Tenho 60 anos e nasci na agricultura. Lembro-me do tempo em que não se utilizava uma grama de pesticida e os frutos amadureciam sem criar bicho. Hoje, não se pode cultivar sem tratar, o que representa um grande negócio para a indústria dos agroquímicos.

— Isso também de deve à necessidade de produzir mais?

Sim. Dantes, as pessoas contentavam-se com o que a natureza dava e podia-se beber água em qualquer sítio. Agora é preciso produzir tanto por hectare, por metro quadrado, por árvore – daí o recurso aos adubos, pesticidas e herbicidas. Para além disso, praticamente desapareceram as frutas autóctones, que eram espécies adaptadas ao nosso país e resistiam a certas pragas e doenças sem necessidade de tratamentos. Por imposições várias, foram substituídas por variedades de outros países, que trouxeram novas doenças, e híbridas criadas em laboratório, que são muito frágeis. Por isso não se consegue ter nada sem tratar.

— A agricultura tem de voltar aos métodos antigos?

Não defendemos o regresso ao burrinho e à carroça. Queremos uma agricultura sustentada, técnica e cientificamente desenvolvida, mas sem sementes geneticamente modificadas, sem mixórdias nas rações dos animais. É inadmissível e distorce a própria concorrência que nalguns países da União Europeia se aproveitem os restos das estações de tratamento de esgotos para fabricar farinhas animais. Mas é assim que conseguem preços extremamente baixos, com os quais ninguém pode competir usando métodos racionais e equilibrados.

— O processo de globalização é reversível?

Bem, isso não anda para trás, penso eu. No entanto, a agricultura tem de ter neste contexto um tratamento particular porque é um sector específico, cuja única vocação é produzir alimentos de qualidade e em quantidade suficiente para alimentar a humanidade. O que se está a pretender é que seja um comércio como outro qualquer.

— A União Europeia e os Estados Unidos têm mostrado grandes divergências quanto ao comércio mundial, com acusações de parte a parte. Por exemplo, os EUA afirmam que os agricultores europeus são muito subsidiados...

...Mas a agricultura americana é tanto ou mais subsidiada que a europeia. Simplesmente os subsídios são encapotados, sob a forma de seguros de produção. Se o agricultor não atingir uma determinada produção é compensado pelo seguro.
Quanto às divergências e contradições, penso que se resumem à luta pela partilha dos mercados. No essencial, os interesses da União Europeia e dos Estados Unidos são idênticos. Basta dizer que a França é o segundo exportador mundial de produtos agrícolas. Foram eles que criaram a OMC. Na Europa, começou-se a abrir este caminho desde 1992, com as reformas da PAC que reduziram os preços à custa dos rendimentos dos agricultores.
O objectivo comum é dominar os mercados para que as multinacionais coloquem livremente os excedentes agrícolas do mundo ocidental. Neste processo, a grande distribuição também está interessada porque pode adquirir produtos ainda mais baratos e aumentar as suas margens de lucro.

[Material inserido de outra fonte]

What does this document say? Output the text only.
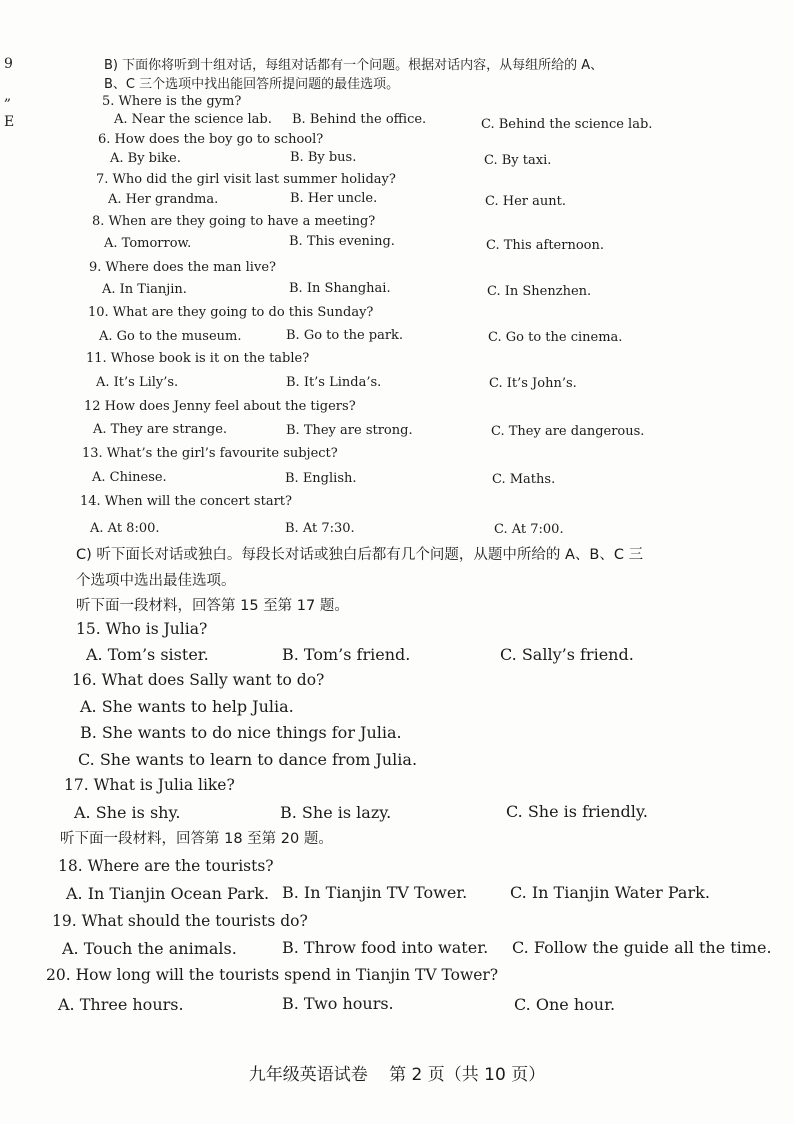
9
„
E
B) 下面你将听到十组对话，每组对话都有一个问题。根据对话内容，从每组所给的 A、
B、C 三个选项中找出能回答所提问题的最佳选项。
5. Where is the gym?
A. Near the science lab. B. Behind the office.	C. Behind the science lab.
6. How does the boy go to school?
A. By bike.	B. By bus.	C. By taxi.
7. Who did the girl visit last summer holiday?
A. Her grandma.	B. Her uncle.	C. Her aunt.
8. When are they going to have a meeting?
A. Tomorrow.	B. This evening.	C. This afternoon.
9. Where does the man live?
A. In Tianjin.	B. In Shanghai.	C. In Shenzhen.
10. What are they going to do this Sunday?
A. Go to the museum.	B. Go to the park.	C. Go to the cinema.
11. Whose book is it on the table?
A. It’s Lily’s.	B. It’s Linda’s.	C. It’s John’s.
12 How does Jenny feel about the tigers?
A. They are strange.	B. They are strong.	C. They are dangerous.
13. What’s the girl’s favourite subject?
A. Chinese.	B. English.	C. Maths.
14. When will the concert start?
A. At 8:00.	B. At 7:30.	C. At 7:00.
C) 听下面长对话或独白。每段长对话或独白后都有几个问题，从题中所给的 A、B、C 三
个选项中选出最佳选项。
听下面一段材料，回答第 15 至第 17 题。
15. Who is Julia?
A. Tom’s sister.	B. Tom’s friend.	C. Sally’s friend.
16. What does Sally want to do?
A. She wants to help Julia.
B. She wants to do nice things for Julia.
C. She wants to learn to dance from Julia.
17. What is Julia like?
A. She is shy.	B. She is lazy.	C. She is friendly.
听下面一段材料，回答第 18 至第 20 题。
18. Where are the tourists?
A. In Tianjin Ocean Park. B. In Tianjin TV Tower.	C. In Tianjin Water Park.
19. What should the tourists do?
A. Touch the animals.	B. Throw food into water. C. Follow the guide all the time.
20. How long will the tourists spend in Tianjin TV Tower?
A. Three hours.	B. Two hours.	C. One hour.
九年级英语试卷 第 2 页（共 10 页）
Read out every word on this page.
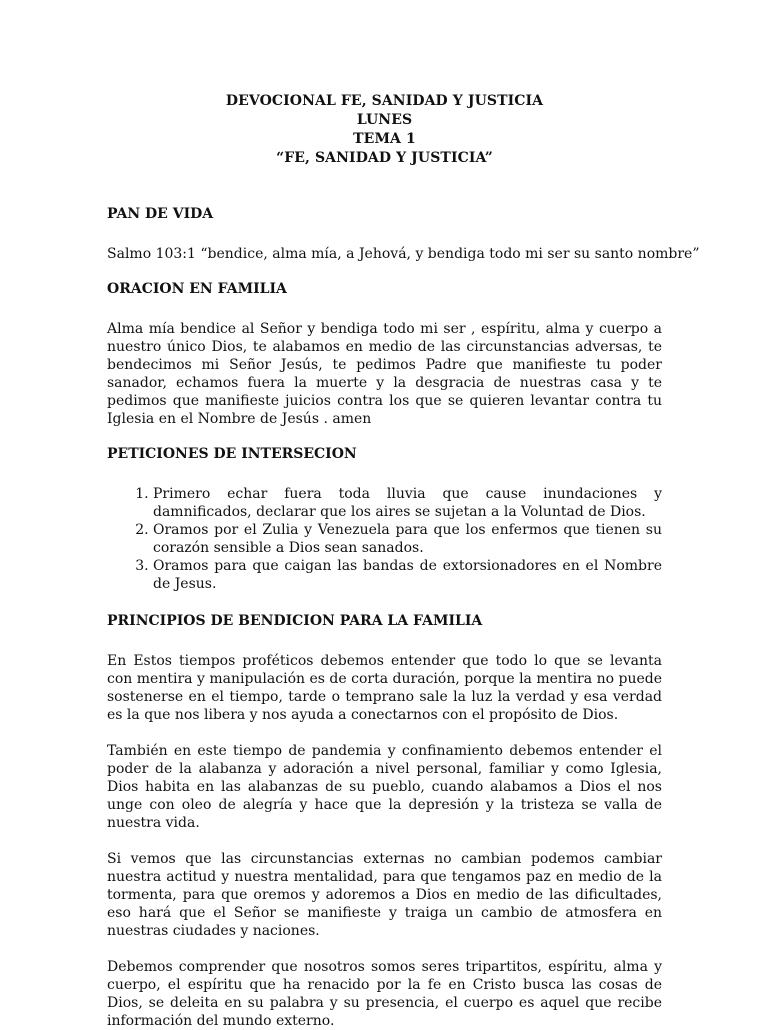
DEVOCIONAL FE, SANIDAD Y JUSTICIA
LUNES
TEMA 1
“FE, SANIDAD Y JUSTICIA”
PAN DE VIDA

Salmo 103:1 “bendice, alma mía, a Jehová, y bendiga todo mi ser su santo nombre”

ORACION EN FAMILIA

Alma mía bendice al Señor y bendiga todo mi ser , espíritu, alma y cuerpo a nuestro único Dios, te alabamos en medio de las circunstancias adversas, te bendecimos mi Señor Jesús, te pedimos Padre que manifieste tu poder sanador, echamos fuera la muerte y la desgracia de nuestras casa y te pedimos que manifieste juicios contra los que se quieren levantar contra tu Iglesia en el Nombre de Jesús . amen

PETICIONES DE INTERSECION
1. Primero echar fuera toda lluvia que cause inundaciones y damnificados, declarar que los aires se sujetan a la Voluntad de Dios.
2. Oramos por el Zulia y Venezuela para que los enfermos que tienen su corazón sensible a Dios sean sanados.
3. Oramos para que caigan las bandas de extorsionadores en el Nombre de Jesus.
PRINCIPIOS DE BENDICION PARA LA FAMILIA

En Estos tiempos proféticos debemos entender que todo lo que se levanta con mentira y manipulación es de corta duración, porque la mentira no puede sostenerse en el tiempo, tarde o temprano sale la luz la verdad y esa verdad es la que nos libera y nos ayuda a conectarnos con el propósito de Dios.

También en este tiempo de pandemia y confinamiento debemos entender el poder de la alabanza y adoración a nivel personal, familiar y como Iglesia, Dios habita en las alabanzas de su pueblo, cuando alabamos a Dios el nos unge con oleo de alegría y hace que la depresión y la tristeza se valla de nuestra vida.

Si vemos que las circunstancias externas no cambian podemos cambiar nuestra actitud y nuestra mentalidad, para que tengamos paz en medio de la tormenta, para que oremos y adoremos a Dios en medio de las dificultades, eso hará que el Señor se manifieste y traiga un cambio de atmosfera en nuestras ciudades y naciones.

Debemos comprender que nosotros somos seres tripartitos, espíritu, alma y cuerpo, el espíritu que ha renacido por la fe en Cristo busca las cosas de Dios, se deleita en su palabra y su presencia, el cuerpo es aquel que recibe información del mundo externo.
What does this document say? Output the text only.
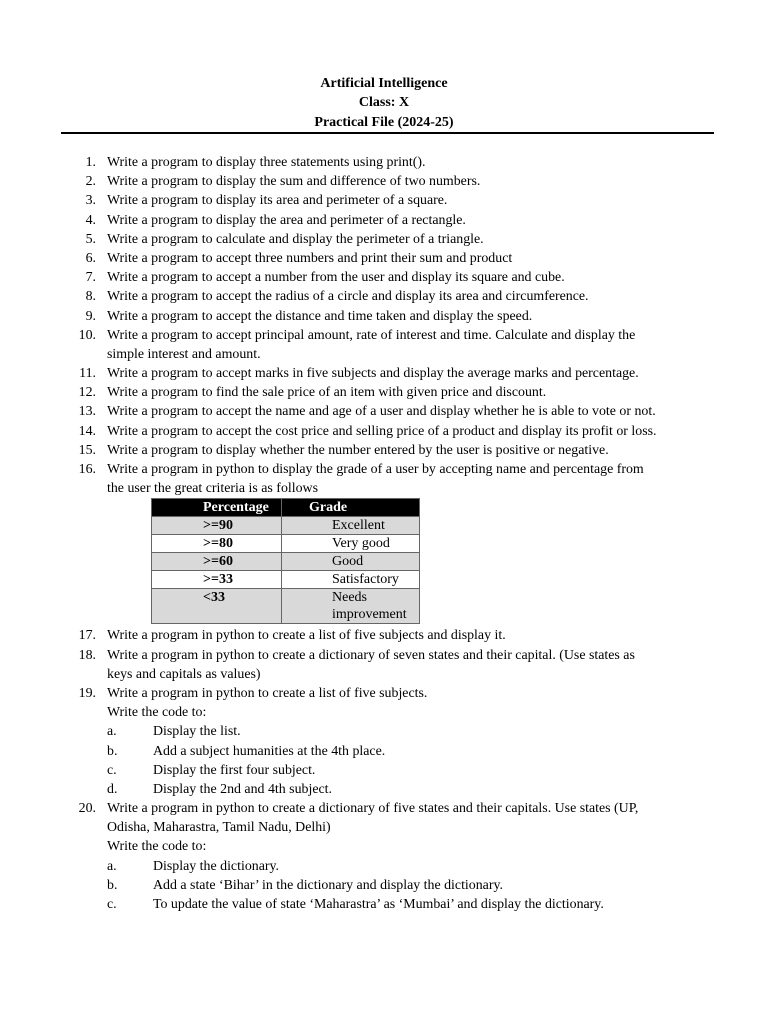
Artificial Intelligence
Class: X
Practical File (2024-25)
1. Write a program to display three statements using print().
2. Write a program to display the sum and difference of two numbers.
3. Write a program to display its area and perimeter of a square.
4. Write a program to display the area and perimeter of a rectangle.
5. Write a program to calculate and display the perimeter of a triangle.
6. Write a program to accept three numbers and print their sum and product
7. Write a program to accept a number from the user and display its square and cube.
8. Write a program to accept the radius of a circle and display its area and circumference.
9. Write a program to accept the distance and time taken and display the speed.
10. Write a program to accept principal amount, rate of interest and time. Calculate and display the
simple interest and amount.
11. Write a program to accept marks in five subjects and display the average marks and percentage.
12. Write a program to find the sale price of an item with given price and discount.
13. Write a program to accept the name and age of a user and display whether he is able to vote or not.
14. Write a program to accept the cost price and selling price of a product and display its profit or loss.
15. Write a program to display whether the number entered by the user is positive or negative.
16. Write a program in python to display the grade of a user by accepting name and percentage from
the user the great criteria is as follows
Percentage	Grade
>=90	Excellent
>=80	Very good
>=60	Good
>=33	Satisfactory
<33	Needs
improvement
17. Write a program in python to create a list of five subjects and display it.
18. Write a program in python to create a dictionary of seven states and their capital. (Use states as
keys and capitals as values)
19. Write a program in python to create a list of five subjects.
Write the code to:
a.	Display the list.
b.	Add a subject humanities at the 4th place.
c.	Display the first four subject.
d.	Display the 2nd and 4th subject.
20. Write a program in python to create a dictionary of five states and their capitals. Use states (UP,
Odisha, Maharastra, Tamil Nadu, Delhi)
Write the code to:
a.	Display the dictionary.
b.	Add a state ‘Bihar’ in the dictionary and display the dictionary.
c.	To update the value of state ‘Maharastra’ as ‘Mumbai’ and display the dictionary.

— Mesmo com produtos de baixa qualidade.

A qualidade para eles não interessa e o consumidor está cada vez mais desligado da terra e desconhece o que come. As pessoas já estão a perder o paladar. Por isso penso que a luta dos agricultores devia ser ligada à luta dos consumidores, porque ambos têm interesses comuns. Infelizmente o sistema já conseguiu inculcar a ideia de que o que se come não é importante. O importante é comer barato para poder sobrar algum dinheiro para comprar automóveis e televisões.

— Que tipo de acções a CNA vai desenvolver proximamente?

Vamos prosseguir a nossa acção de esclarecimento para os perigos que pairam sobre a agricultura tradicional e continuar a luta contra a liberalização dos produtos agrícolas. Na próxima reunião ministerial da OMC, em Janeiro, lá estaremos com a nossa bandeira.